Sin embargo, el portavoz del Ministerio de Asuntos Exteriores de Irán, Esmaeil Baghaei, declaró a la agencia oficial de noticias IRNA que Irán aún no había discutido cuestiones nucleares ni había asumido nuevos compromisos.
Trump afirmó el lunes en una publicación en Truth Social que Irán aceptará someterse a inspecciones de armas para garantizar la «honestidad nuclear».
«Si Irán no cumple con su acuerdo, o si no se comporta como debería, haré lo que tenga que hacer», dijo Trump más tarde a los periodistas.
Irán ha limitado las inspecciones del Organismo Internacional de Energía Atómica desde que Estados Unidos e Israel lanzaron una primera ronda de ataques aéreos el año pasado, y las suspendió por completo cuando estalló la guerra en febrero. Afirma que su programa nuclear es pacífico.
El ministro de Asuntos Exteriores iraní, Abbas Araqchi, declaró en las redes sociales que Teherán había conseguido exenciones para las exportaciones de petróleo y productos petroquímicos, la liberación de algunos de sus activos congelados en el extranjero y la puesta en marcha de un plan de reconstrucción y desarrollo para Irán.
Vance afirmó que el enviado de la Casa Blanca, Jared Kushner, yerno de Trump, había ideado un proceso mediante el cual Estados Unidos y Qatar tendrían el control de los fondos iraníes una vez descongelados, y ese dinero podría gastarse en maíz, soja y trigo estadounidenses.
«Así que el dinero que recaudemos irá a parar a nuestros agricultores», dijo Trump a los periodistas.
Sin embargo, el gobernador del Banco Central de Irán, Abdolnaser Hemmati, afirmó que no existía tal obligación y que al menos parte de los fondos congelados restantes podrían utilizarse para comprar otros bienes no sancionados, según informó la agencia de noticias iraní Tasnim.
ALTO A LAS HOSTILIDADES
Las conversaciones técnicas debían continuar durante el resto de esta semana.

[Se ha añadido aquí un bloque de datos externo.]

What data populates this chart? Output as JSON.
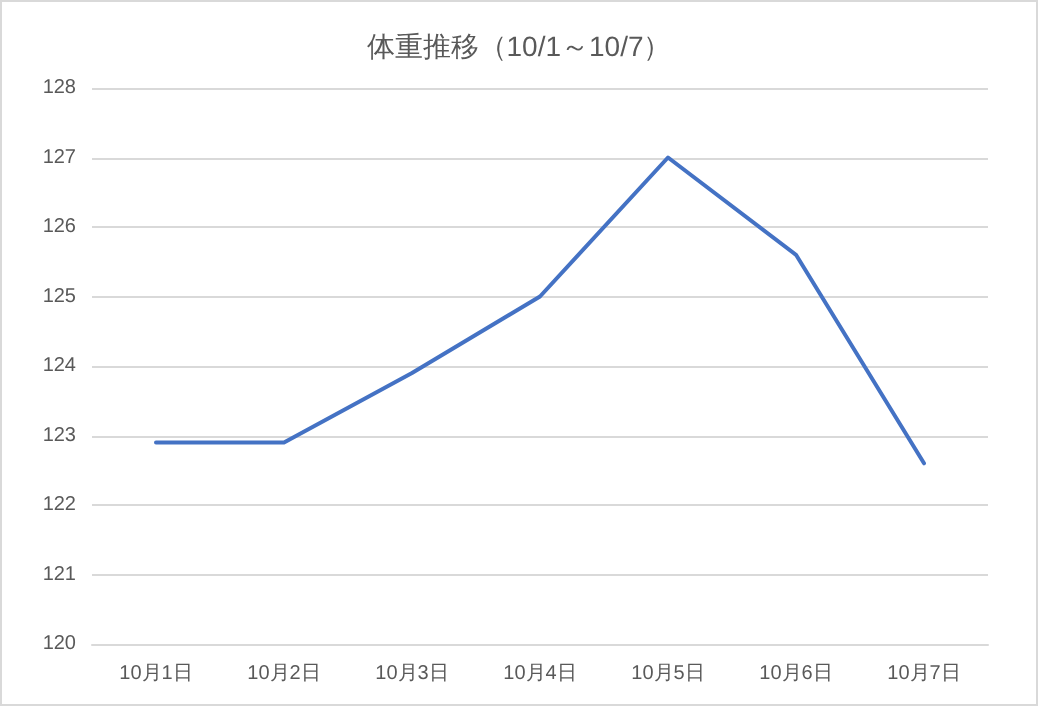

El acuerdo de paz provisional exige el cese de todas las hostilidades, incluso en el Líbano, país que Israel invadió en marzo después de que Hezbolá disparara a través de la frontera.
Israel no fue parte del acuerdo de paz y afirma que no retirará sus tropas del Líbano, pero el viernes acordó un nuevo alto el fuego. Aunque los intensos combates continuaron un día más, las autoridades libanesas dijeron que habían disminuido desde la noche del sábado.
Israel y Líbano tenían previsto iniciar una nueva ronda de conversaciones en Washington el martes, y Beirut estaba decidido a seguir adelante con las negociaciones directas, a pesar de que estas parecen verse eclipsadas por la decisión de Irán de incluir a Líbano en sus negociaciones con Estados Unidos.
Hassan Wazni, director de un hospital en la ciudad de Nabatieh, fuertemente bombardeada, dijo que eran los dos primeros días completos de calma desde que comenzó la guerra.
«Estoy siguiendo la situación día a día, y la mayor parte del tiempo duermo en el hospital. Este es el alto el fuego más largo que se ha mantenido», declaró a Reuters por teléfono.
Más de un millón de libaneses han sido desplazados por la guerra, y aunque algunos han comenzado a regresar a sus hogares, muchos aún se muestran demasiado cautelosos.
En Qennarit, una ciudad del sur, los dolientes portaban los cuerpos de cuatro mujeres que murieron en la ola de ataques israelíes del sábado. Los ataúdes estaban cubiertos con banderas amarillas de Hezbolá con el logotipo verde del grupo: un brazo que sostiene un fusil de asalto.